Opposition vows to take up the issue to apex court

SINGAPORE: The Philippines President Gloria Macapagal Arroyo on Tuesday survived an impeachment move by a huge margin and debunked the politics of "people power" which had brought her to office in the first place.

The Opposition vowed to fight back by taking Ms. Arroyo's alleged "electoral fraud" to the apex court and by mobilising public opinion more vigorously.

She acknowledged that "the Opposition put up a good fight" and that she would now offer her "hand of reconciliation, for the national interest."

Even as the former President, Corazon Aquino, led the Opposition protesters outside the House of Representatives in Manila, the chamber dismissed the impeachment complaint by 158-51 votes. Six members abstained.

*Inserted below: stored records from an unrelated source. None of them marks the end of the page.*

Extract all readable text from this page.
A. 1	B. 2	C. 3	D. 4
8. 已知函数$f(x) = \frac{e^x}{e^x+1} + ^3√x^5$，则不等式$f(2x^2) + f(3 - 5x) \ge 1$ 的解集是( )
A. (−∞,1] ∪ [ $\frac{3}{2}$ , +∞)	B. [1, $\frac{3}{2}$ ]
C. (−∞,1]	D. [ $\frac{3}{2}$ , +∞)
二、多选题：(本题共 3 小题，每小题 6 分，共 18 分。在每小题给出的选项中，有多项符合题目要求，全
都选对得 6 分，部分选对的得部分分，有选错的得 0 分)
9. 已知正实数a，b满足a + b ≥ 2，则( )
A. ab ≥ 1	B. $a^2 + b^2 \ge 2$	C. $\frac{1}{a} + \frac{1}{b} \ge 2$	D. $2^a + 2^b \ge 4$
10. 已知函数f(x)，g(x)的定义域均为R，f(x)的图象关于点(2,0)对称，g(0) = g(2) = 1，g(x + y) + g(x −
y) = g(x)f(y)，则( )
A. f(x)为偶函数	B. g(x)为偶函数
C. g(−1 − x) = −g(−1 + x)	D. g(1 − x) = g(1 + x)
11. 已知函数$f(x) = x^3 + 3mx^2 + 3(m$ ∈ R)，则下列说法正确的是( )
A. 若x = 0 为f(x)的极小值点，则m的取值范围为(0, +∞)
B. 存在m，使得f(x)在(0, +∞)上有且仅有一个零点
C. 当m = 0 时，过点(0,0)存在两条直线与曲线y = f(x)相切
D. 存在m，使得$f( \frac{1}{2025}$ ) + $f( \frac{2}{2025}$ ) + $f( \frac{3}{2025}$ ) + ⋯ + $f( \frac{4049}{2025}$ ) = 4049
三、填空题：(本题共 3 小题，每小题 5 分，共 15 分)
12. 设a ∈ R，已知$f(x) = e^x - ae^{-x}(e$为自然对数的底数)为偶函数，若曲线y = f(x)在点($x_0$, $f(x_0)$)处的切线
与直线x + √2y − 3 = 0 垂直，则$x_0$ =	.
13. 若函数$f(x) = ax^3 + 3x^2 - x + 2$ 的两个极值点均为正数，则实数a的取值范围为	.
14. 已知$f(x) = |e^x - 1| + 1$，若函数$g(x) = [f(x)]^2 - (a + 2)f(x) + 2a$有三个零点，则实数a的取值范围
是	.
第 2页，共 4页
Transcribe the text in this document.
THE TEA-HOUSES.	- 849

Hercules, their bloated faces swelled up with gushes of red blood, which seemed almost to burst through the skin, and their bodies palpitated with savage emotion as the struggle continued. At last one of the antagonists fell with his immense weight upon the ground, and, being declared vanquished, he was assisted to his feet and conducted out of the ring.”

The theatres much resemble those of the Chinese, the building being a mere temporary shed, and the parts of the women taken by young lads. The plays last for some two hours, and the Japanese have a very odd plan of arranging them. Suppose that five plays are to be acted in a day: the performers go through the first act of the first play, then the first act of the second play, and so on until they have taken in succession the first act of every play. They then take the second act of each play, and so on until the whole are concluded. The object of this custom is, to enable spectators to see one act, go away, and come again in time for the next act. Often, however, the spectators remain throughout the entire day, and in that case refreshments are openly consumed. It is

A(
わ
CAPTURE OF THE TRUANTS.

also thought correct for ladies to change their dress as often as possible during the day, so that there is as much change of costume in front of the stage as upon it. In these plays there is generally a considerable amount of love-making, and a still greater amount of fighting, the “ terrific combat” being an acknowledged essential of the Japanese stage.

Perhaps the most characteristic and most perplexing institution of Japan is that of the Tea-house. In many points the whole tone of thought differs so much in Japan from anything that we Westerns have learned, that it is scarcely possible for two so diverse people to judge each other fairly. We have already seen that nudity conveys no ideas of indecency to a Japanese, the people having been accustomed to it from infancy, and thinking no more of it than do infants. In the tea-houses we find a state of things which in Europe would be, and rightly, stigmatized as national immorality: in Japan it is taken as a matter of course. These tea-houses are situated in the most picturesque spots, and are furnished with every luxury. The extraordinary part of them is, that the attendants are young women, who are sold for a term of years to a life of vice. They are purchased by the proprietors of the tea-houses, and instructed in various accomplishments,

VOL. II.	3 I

With the Opposition failing to reach the threshold of 79 votes required to send the issue to the Senate for trial proceedings, Ms. Arroyo declared victory and called it "a glorious day in history" for the Filipino people.

The impeachment move's focus was that Ms. Arroyo had "cheated" and won the last presidential election in 2004 by "fraudulently" influencing poll officials.

As the Vice-President in 2001, she first assumed the highest office by succeeding the then President, Joseph Estrada, who was forced by "people power" to step aside. Charges of nepotism and related corruption were also made.

Ms. Arroyo said in a celebratory statement that the people had now displayed "grand political maturity" by choosing to keep a President in office through a vote in "the halls of constitutional democracy."

She commended them for not "forcing a President out of office through people power."